Bruce finished his drink. ‘I better call it a night. Court in the morning.’
When he’d gone I gave Phuong a gentle nudge. ‘Why didn’t you leave with him?’
She ordered another round. ‘I don’t have court in the morning.’ Her trademark smile was like a Zen koan, cryptic and beautiful. ‘And what are your plans for tonight?’
I tried to match her air of mystery. ‘A night of debauchery with a depraved artist in his garret.’
She raised her flute. ‘Good for you.’
After a few more oysters and more champagne, I snuck out of the pub and walked alone through the Footscray streets towards Brophy’s studio. I chose the backstreets, past the rows of narrow-fronted workers cottages — TVs on in front rooms. Some had housed the same immigrant families for more than fifty years, some were gentrified restorations and others were junkie squats. I found the clamour of the inner city soothing. Distant trucks roared down Whitehall Street — and brought Russell Hardy to mind. What I had of my father now, whether from the Hardy stamp on my cells or as the result of my early years in Russell’s company, manifested in me, sporadically, as strength. Sometimes that was the strength to succeed. Sometimes, it was only the will to survive. It was like Brophy said: courage. That was my inheritance. It was there in the desert. The alternative was to be not walking, not breathing.
From the studio windows, the light glowed yellow. I waited outside, taking my time, enjoying the anticipation.

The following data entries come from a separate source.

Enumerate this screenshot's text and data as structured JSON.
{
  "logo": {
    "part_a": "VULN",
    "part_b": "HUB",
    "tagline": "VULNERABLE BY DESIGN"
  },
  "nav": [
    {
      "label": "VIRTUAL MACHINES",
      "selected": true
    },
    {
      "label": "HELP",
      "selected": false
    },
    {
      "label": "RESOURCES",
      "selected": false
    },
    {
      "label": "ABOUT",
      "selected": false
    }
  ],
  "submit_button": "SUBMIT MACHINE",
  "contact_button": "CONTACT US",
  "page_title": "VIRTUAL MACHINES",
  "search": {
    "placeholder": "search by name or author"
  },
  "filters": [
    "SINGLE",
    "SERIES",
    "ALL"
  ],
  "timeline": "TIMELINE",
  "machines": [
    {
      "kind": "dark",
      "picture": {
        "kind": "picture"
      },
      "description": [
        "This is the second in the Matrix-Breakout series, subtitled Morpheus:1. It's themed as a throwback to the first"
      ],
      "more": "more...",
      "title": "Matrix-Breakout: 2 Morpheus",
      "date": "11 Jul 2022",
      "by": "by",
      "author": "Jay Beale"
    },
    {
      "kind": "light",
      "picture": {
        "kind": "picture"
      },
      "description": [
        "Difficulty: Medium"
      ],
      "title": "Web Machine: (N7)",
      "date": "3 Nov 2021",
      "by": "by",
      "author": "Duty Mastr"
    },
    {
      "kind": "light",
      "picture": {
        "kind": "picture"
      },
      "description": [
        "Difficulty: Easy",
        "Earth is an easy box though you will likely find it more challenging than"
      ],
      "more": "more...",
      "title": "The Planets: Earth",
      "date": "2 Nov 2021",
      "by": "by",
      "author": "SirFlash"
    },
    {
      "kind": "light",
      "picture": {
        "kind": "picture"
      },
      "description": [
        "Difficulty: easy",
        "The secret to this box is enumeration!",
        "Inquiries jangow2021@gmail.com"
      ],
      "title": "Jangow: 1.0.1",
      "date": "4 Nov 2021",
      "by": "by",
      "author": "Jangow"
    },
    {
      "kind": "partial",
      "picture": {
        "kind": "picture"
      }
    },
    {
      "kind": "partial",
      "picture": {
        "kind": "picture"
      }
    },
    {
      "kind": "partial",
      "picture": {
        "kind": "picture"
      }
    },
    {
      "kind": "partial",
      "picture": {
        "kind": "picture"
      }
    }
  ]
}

Two weeks before, Brophy and I had been swinging in a hammock built for two, on a tropical island, as a gentle South-Pacific breeze warmed our Melbourne-white skin. We were passing the day in idle chat, quizzing each other on such things as popular culture and our views on western civilisation.
‘Best invention of the twentieth century?’
‘The shower cap.’
He laughed, but didn’t argue with me. And because of that, and because he was looking at the ocean, I decided to tell him about the money. He listened without interruption as I explained that I’d received a call in the middle of the night from a client. He wanted me to come over, straight away, he had said, because he and his friend had been threatened; he said they were going to the police and they wanted a witness, because they’d had trouble with cops in the past. When I got there, they were in their twelfth-floor apartment of the Flemington Housing Commission flats, already dead. Blue faces, cold to the touch. I called the ambulance, because there’s always a chance to bring them around, I guess. I saw the fit on the filthy mattress beside them. And I knew he had a habit, and his friend was a junkie, too. Skin and bones, they both were. The place was a rat-infested hole and stunk of old garbage. I was waiting for the ambulance and I saw a plastic shopping bag near the bodies, and it’d tipped on its side, open. Spilling out were wads of cash — twenties in bundles.
‘It was late, like about three in the morning. I was tired,’ I thought for a moment. ‘No. I’m just making excuses.’
‘How much?’
‘Thirty-four thousand.’
‘Fuck me.’
‘Six years of waiting to be found out.’
‘Stella, Cesarelli’s dead. It’s over. You’re free.’
I looked up now and saw Brophy through the window, walking around in the studio. I lingered for a moment longer. It had been the first proper hot day of summer, and the descending cool of night was a welcome relief.